The Bitter Barefoot-er
Writer Robert Milliken spent time with Ansell when they were working on projects together, and he saw how bitter the lone adventurer became. When Milliken met him back in 1988, he described Ansell as “strikingly handsome with blond hair, blue eyes and bare feet.”

“He was charming,” Milliken said. “He seems never to have worn shoes, even when travelling on aircraft and staying in city hotels at the height of his fame.” He said how the press “went mad” and a “hero had been born.”
Ending in Tears
“I didn’t know Ansell really well, but I’d met him a few times,” a former reporter, Chips Mackinolty, said. Mackinolty was allowed through the roadblock earlier on the day that the shootout happened. “He was tough as nails, the sort of person that could do what he said he did and did do it when he was working as a stockman, as a wrangler and that stuff.”

Mackinolty considered Ansell “an extraordinary person at that level,” which makes it tragic that it “ended up in tears.”
Goose Steps on Your Own Grave
The reporter recalled it being one of those “goose steps on your own grave” feelings – being so close to what ended up as a very awful thing. “It’s always sad when the threat of poverty and frustrated ambition get mixed up and send people off the edge, big time,” Mackinolty said.

“I was completely shocked, as were a lot of people who knew him in the earlier years.” According to Magistrate Wallace, the difference between the “original Crocodile Dundee who appeared on television” and the drug addict who weighed just over 100 pounds when he died, was very noticeable.
The Man Who Murdered a Cop
According to Mackinolty, Ansell’s drug abuse made him so confused that he was believing fantasies and his actions “caused immediate agony and suffering to the men he wounded.” In the end, his legacy of being a hardy bushman was eclipsed by becoming the man who murdered a heroic cop.

Ansell’s motive for taking on the police, rather than escaping them, isn’t very clear. Assistant Commissioner Daulby said after the shootings that he’s “at a loss to say anything about the motive at this point of time.”
He Had a Very Good Shot
“If this person wanted to secrete himself, he could easily have done that; if he wanted to escape, he could easily have done that, he was a bushman,” Daulby continued. Luke McCall, one of the men who rescued Ansell 22 years earlier from his infamous adventure, said the deranged gunman could have killed all the cops if he wanted to.

“It might sound macabre, but he was a very, very good shot,” McCall said.

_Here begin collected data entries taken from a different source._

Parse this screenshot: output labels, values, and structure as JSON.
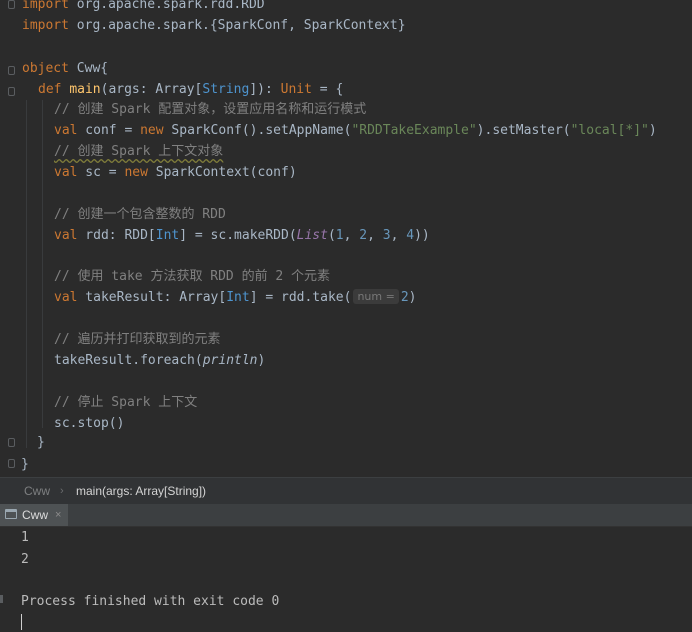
{
  "editor": {
    "imports": {
      "line1_kw": "import",
      "line1_path": " org.apache.spark.rdd.RDD",
      "line2_kw": "import",
      "line2_path": " org.apache.spark.{SparkConf, SparkContext}"
    },
    "object_kw": "object",
    "object_name": " Cww{",
    "def_kw": "def",
    "main_fn": "main",
    "main_args": "(args: Array[",
    "string_type": "String",
    "main_mid": "]): ",
    "unit_type": "Unit",
    "main_end": " = {",
    "comment_conf": "// 创建 Spark 配置对象，设置应用名称和运行模式",
    "val_kw": "val",
    "conf_decl": " conf = ",
    "new_kw": "new",
    "conf_call": " SparkConf().setAppName(",
    "app_name": "\"RDDTakeExample\"",
    "conf_mid": ").setMaster(",
    "master": "\"local[*]\"",
    "conf_end": ")",
    "comment_ctx": "// 创建 Spark 上下文对象",
    "sc_decl": " sc = ",
    "sc_call": " SparkContext(conf)",
    "comment_rdd": "// 创建一个包含整数的 RDD",
    "rdd_decl": " rdd: RDD[",
    "int_type": "Int",
    "rdd_mid": "] = sc.makeRDD(",
    "list_fn": "List",
    "open_paren": "(",
    "n1": "1",
    "n2": "2",
    "n3": "3",
    "n4": "4",
    "comma": ", ",
    "rdd_end": "))",
    "comment_take": "// 使用 take 方法获取 RDD 的前 2 个元素",
    "take_decl": " takeResult: Array[",
    "take_mid": "] = rdd.take(",
    "param_hint": "num =",
    "take_arg": "2",
    "take_end": ")",
    "comment_loop": "// 遍历并打印获取到的元素",
    "foreach_call": "takeResult.foreach(",
    "println_fn": "println",
    "foreach_end": ")",
    "comment_stop": "// 停止 Spark 上下文",
    "stop_call": "sc.stop()",
    "close_inner": "}",
    "close_outer": "}"
  },
  "breadcrumb": {
    "object": "Cww",
    "separator": "›",
    "method": "main(args: Array[String])"
  },
  "run_panel": {
    "tab_label": "Cww",
    "tab_close": "×",
    "output": [
      "1",
      "2",
      "",
      "Process finished with exit code 0"
    ]
  },
  "colors": {
    "background": "#2b2b2b",
    "keyword": "#cc7832",
    "function": "#ffc66d",
    "type": "#4e94ce",
    "string": "#6a8759",
    "number": "#6897bb",
    "comment": "#808080"
  }
}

His decision to take his anger out on the police was, according to psychiatrist Robert Parker, was because of his paranoid psychotic state.
His Mental State
And that state, of course, was created and further fueled by his amphetamine use. His behaviour prior was “consistent with amphetamine intoxication with restlessness, hyper-vigilance, anxiety, anger and impaired judgement.”

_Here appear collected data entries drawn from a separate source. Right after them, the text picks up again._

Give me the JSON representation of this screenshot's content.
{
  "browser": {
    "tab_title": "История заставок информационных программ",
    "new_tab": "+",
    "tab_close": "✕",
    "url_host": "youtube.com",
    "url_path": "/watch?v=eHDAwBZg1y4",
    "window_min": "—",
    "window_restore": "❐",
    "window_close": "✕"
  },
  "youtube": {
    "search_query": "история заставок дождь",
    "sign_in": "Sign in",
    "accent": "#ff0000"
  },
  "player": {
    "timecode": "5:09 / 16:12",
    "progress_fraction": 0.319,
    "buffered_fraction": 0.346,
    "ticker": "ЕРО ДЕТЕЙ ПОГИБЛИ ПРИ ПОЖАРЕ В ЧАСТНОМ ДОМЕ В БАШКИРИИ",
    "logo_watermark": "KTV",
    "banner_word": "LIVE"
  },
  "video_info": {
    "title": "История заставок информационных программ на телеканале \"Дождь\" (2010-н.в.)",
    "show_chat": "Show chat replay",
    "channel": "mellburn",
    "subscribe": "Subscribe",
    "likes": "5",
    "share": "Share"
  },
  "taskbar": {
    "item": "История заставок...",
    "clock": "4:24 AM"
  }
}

Ansell’s legacy may have been majorly tainted by his final act, but it turns out that there’s more fame to be had for the late bushman, even after his death. Apparently, a pair of handsome and famous Australian brothers have a connection to him. I’m sure you’ve heard of the Hemsworth brothers…
The Hemsworth Brothers Connection
Luke Hemsworth, the eldest brother, told HuffPost about who he thinks invented swagger: Crocodile Dundee. There had been rumors that they were related to the ‘guy who inspired Paul Hogan’s character in Crocodile Dundee.’

As it turns out, the rumors were true. “I was related to — my mom’s sister married a guy called Rod Ansell, who’s notorious as one of the people who has inspired that story,” Hemsworth confirmed. Funnily enough, Hemsworth even bought Paul Hogan’s house in Malibu, making the Dundee connection even deeper.